Upon returning from World War II, many former airmen began motorcycling. These bikers quickly began wearing denim jackets with their sleeves cut off and sewing on patches to display their associated motorcycle club, called colors. In outlaw motorcycle clubs, a cut off's colours are indicative of the wear's rank within the club, where the higher number of club-related patches represents a higher rank. In contrast, non-outlaw motorcycle clubs often only have one large back patch. As time passed, many bikers began instead making cut offs from leather jackets, rather than denim.

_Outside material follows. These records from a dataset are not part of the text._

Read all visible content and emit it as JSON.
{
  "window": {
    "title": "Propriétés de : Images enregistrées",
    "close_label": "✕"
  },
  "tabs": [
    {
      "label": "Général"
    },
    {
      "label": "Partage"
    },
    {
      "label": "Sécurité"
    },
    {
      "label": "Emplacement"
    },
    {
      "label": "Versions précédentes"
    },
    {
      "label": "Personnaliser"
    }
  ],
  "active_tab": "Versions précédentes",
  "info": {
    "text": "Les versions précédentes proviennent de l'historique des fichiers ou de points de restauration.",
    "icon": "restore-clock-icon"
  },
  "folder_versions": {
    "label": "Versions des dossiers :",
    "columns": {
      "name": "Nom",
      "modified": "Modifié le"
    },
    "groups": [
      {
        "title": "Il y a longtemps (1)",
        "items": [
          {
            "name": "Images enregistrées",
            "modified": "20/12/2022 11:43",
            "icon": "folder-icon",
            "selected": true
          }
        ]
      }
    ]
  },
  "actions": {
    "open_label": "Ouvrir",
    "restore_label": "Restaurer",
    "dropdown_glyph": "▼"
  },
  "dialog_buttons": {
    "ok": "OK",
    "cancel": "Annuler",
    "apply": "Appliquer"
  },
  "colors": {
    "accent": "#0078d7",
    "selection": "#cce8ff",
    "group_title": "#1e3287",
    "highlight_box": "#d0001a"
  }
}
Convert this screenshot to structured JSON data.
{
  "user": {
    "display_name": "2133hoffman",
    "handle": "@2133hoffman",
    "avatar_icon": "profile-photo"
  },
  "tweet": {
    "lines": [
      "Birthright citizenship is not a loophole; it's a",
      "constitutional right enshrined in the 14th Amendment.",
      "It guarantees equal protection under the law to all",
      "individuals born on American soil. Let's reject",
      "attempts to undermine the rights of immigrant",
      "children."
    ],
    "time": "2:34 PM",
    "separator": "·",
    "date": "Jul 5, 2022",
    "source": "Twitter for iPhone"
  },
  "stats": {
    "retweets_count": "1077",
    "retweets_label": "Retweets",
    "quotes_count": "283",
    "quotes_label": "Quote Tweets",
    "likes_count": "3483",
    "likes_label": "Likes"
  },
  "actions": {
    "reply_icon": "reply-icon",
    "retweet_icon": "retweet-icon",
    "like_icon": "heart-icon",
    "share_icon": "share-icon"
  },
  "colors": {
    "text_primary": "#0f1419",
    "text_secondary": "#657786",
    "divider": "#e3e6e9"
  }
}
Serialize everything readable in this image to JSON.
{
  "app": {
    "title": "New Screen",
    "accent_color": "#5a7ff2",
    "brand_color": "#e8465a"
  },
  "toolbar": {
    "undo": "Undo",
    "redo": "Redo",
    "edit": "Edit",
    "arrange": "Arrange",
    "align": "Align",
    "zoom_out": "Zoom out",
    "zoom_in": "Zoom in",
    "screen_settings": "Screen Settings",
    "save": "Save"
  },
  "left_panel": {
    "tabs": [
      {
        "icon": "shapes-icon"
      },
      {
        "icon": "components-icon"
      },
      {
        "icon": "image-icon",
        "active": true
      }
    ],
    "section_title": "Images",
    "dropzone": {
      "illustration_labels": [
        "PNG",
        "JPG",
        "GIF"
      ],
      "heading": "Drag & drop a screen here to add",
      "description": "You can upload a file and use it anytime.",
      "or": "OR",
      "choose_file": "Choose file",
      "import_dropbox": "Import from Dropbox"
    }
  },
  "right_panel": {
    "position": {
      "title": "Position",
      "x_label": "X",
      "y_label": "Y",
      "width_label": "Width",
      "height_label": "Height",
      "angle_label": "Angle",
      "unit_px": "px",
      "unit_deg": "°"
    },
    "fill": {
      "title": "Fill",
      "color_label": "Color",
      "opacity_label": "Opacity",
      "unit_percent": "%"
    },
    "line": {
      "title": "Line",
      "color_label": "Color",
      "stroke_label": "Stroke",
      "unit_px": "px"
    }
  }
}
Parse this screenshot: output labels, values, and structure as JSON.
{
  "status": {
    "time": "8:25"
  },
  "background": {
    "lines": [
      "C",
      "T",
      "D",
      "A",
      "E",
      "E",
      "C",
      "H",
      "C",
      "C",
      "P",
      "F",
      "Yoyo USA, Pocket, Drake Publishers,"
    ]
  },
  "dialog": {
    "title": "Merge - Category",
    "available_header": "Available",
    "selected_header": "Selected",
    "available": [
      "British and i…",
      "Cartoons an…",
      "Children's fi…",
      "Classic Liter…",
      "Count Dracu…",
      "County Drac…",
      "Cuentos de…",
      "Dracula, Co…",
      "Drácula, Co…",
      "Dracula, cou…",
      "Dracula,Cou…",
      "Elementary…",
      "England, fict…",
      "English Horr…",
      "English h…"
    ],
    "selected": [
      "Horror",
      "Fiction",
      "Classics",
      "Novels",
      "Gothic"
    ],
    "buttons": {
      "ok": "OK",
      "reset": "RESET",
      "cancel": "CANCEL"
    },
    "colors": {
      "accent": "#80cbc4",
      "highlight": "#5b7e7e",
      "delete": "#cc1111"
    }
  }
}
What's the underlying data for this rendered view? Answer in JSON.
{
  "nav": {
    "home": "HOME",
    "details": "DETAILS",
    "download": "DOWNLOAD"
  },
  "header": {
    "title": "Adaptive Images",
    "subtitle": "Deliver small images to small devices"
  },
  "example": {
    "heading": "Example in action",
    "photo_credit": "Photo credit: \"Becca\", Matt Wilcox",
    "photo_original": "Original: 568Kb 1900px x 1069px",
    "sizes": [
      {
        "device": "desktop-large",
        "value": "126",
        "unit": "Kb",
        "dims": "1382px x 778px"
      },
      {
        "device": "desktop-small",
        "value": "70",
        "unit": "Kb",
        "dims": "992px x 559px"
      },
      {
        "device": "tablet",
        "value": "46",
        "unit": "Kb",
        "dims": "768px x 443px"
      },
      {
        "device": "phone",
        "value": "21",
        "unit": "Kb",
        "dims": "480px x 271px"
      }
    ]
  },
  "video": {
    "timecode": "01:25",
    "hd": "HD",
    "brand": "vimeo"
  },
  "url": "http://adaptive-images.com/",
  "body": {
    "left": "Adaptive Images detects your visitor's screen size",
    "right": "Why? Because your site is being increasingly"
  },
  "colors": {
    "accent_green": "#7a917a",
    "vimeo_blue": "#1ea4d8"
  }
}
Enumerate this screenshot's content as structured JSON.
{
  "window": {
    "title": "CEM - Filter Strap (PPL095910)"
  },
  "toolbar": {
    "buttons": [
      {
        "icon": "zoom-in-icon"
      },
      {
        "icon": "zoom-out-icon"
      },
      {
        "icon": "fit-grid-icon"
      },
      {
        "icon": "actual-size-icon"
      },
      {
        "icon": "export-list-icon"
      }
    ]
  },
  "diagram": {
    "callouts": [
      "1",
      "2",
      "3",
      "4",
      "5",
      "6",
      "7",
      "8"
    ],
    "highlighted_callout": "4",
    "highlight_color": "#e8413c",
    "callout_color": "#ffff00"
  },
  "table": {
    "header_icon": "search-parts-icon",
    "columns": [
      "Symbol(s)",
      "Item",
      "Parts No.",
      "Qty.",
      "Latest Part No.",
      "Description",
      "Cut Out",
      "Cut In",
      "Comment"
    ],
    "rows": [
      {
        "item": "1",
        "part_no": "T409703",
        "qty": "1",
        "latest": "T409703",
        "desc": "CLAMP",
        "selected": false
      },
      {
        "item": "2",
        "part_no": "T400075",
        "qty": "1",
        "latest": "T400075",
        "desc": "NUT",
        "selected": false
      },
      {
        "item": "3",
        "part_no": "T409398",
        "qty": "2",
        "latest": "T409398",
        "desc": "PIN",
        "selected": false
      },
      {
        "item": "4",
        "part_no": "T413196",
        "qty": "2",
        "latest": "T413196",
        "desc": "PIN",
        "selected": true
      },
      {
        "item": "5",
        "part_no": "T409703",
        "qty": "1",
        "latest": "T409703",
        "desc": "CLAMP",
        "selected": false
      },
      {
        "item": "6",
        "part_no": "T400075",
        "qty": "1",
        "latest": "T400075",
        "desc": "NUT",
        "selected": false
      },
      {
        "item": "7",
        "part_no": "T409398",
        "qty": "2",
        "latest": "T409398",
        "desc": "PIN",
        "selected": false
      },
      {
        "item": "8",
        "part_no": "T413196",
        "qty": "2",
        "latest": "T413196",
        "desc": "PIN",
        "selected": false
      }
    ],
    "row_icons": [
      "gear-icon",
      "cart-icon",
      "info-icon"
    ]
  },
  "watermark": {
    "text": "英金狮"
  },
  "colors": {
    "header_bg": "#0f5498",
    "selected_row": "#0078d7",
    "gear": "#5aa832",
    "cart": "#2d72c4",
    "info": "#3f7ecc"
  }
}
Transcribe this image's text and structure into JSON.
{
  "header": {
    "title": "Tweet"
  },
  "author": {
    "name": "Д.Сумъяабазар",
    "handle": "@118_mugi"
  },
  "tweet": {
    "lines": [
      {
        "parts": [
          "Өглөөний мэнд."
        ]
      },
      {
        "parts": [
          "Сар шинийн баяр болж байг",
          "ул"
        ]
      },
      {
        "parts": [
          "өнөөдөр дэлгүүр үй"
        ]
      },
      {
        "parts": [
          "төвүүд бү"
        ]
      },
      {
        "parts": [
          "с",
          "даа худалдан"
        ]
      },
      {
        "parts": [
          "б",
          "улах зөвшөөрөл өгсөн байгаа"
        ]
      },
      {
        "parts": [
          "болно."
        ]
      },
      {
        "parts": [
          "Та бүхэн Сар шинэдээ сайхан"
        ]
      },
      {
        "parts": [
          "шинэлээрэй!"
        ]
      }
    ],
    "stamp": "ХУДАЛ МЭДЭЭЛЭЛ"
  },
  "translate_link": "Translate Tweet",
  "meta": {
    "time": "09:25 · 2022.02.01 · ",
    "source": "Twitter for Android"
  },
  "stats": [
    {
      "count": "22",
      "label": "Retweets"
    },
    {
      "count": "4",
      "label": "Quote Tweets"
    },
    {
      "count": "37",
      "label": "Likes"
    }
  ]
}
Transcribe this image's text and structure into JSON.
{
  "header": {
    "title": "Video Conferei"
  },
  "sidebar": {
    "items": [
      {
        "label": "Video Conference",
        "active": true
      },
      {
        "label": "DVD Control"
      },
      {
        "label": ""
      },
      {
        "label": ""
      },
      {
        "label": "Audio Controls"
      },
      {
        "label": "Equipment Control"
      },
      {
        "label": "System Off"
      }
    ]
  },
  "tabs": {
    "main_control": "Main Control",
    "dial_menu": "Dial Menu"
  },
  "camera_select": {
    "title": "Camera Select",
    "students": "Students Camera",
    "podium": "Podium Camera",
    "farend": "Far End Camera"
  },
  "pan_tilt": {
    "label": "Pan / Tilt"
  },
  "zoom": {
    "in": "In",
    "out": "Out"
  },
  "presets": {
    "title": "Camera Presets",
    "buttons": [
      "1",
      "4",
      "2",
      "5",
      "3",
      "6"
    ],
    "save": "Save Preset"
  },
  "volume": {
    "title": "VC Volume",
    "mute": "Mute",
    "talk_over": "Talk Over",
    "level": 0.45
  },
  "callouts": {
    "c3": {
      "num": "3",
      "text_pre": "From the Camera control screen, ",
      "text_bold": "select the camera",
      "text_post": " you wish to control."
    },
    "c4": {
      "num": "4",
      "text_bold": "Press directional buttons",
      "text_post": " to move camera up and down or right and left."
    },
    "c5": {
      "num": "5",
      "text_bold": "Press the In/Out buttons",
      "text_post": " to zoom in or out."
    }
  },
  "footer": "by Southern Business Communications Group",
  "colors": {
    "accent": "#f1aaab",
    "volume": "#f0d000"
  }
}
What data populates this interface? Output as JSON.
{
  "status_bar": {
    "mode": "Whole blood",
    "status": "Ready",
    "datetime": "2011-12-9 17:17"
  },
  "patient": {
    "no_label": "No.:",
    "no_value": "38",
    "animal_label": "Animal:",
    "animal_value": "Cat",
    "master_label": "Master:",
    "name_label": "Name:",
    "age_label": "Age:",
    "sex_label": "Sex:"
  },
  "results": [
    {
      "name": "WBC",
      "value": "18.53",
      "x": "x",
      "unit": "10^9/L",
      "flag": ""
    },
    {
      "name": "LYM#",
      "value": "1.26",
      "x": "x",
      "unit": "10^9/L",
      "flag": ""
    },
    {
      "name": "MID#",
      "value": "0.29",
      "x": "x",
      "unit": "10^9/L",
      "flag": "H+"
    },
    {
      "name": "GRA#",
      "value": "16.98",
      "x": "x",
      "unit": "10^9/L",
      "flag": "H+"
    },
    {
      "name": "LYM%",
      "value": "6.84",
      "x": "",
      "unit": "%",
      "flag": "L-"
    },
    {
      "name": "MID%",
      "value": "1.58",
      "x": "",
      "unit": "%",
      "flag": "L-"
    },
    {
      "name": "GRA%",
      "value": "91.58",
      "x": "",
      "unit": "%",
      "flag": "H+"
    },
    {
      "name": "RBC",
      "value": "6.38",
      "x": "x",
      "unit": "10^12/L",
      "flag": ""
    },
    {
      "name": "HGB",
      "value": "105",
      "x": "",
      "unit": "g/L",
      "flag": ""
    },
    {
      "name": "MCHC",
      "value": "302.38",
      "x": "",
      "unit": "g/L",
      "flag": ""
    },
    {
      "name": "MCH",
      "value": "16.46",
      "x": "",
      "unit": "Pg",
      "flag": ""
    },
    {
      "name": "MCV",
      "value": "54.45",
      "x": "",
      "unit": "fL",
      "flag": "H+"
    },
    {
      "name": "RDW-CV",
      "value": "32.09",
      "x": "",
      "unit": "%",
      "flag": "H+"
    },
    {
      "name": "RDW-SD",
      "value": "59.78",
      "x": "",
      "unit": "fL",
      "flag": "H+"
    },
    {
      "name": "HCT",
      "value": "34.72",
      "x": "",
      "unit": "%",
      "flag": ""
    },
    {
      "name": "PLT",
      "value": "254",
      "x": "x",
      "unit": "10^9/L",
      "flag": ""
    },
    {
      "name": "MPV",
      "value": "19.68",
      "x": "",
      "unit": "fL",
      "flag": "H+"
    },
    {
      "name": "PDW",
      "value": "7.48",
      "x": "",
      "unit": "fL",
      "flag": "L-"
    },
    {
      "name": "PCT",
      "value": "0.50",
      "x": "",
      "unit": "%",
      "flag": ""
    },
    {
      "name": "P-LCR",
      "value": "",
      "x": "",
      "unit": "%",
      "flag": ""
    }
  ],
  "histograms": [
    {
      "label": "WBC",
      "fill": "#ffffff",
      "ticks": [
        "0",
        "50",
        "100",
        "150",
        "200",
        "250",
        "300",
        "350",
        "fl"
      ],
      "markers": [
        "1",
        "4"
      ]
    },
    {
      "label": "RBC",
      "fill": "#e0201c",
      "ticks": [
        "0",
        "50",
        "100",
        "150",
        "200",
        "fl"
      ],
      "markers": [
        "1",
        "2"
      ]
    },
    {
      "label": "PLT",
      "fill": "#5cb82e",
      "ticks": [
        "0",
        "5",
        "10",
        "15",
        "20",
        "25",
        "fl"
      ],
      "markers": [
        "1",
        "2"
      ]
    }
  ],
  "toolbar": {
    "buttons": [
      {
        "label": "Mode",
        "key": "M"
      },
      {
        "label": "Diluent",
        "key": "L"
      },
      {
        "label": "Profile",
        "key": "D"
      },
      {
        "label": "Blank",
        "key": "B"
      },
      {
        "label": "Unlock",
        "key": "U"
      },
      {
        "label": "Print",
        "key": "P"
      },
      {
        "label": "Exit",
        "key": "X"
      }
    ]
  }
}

Cut-offs are usually made from leather or denim jackets with their sleeves removed, or cut very short, and often adorned with patches, badges and painted artwork that display motorcycle club affiliations known as colours, or alternatively band names, political affiliations, beliefs, or sexual acts performed.

==Heavy metal==
Metalheads adopted cut offs in the 1970s, beginning with bikers who began to wear patches for heavy metal bands. During the 1970s, many patches were embroidered by the wearer, as most bands did not produce them for purchase. Metalheads popularized the name "battle jacket" for the garment during the 1980s, when it became commonplace for band patches to be sold at live performances. This decade was when the garment was most popular in metal, being commonplace during the new wave of British heavy metal and the early thrash metal scenes. Battle jacket decreased in popularity in the metal subculture during the 1990s as the subculture became increasingly influenced by fashions of grunge and nu metal. However, battle jackets continued to be worn in black metal and death metal scenes, leading to their eventual re-popularisation in the 2000s.

==Punk==
Battle jackets entered punk during the 1970s and 1980s. Often using a leather motorcycle jacket as a base, band logos are more likely to be painted onto the jacket than sewn on using a patch. They also often feature chains, studs and political slogans.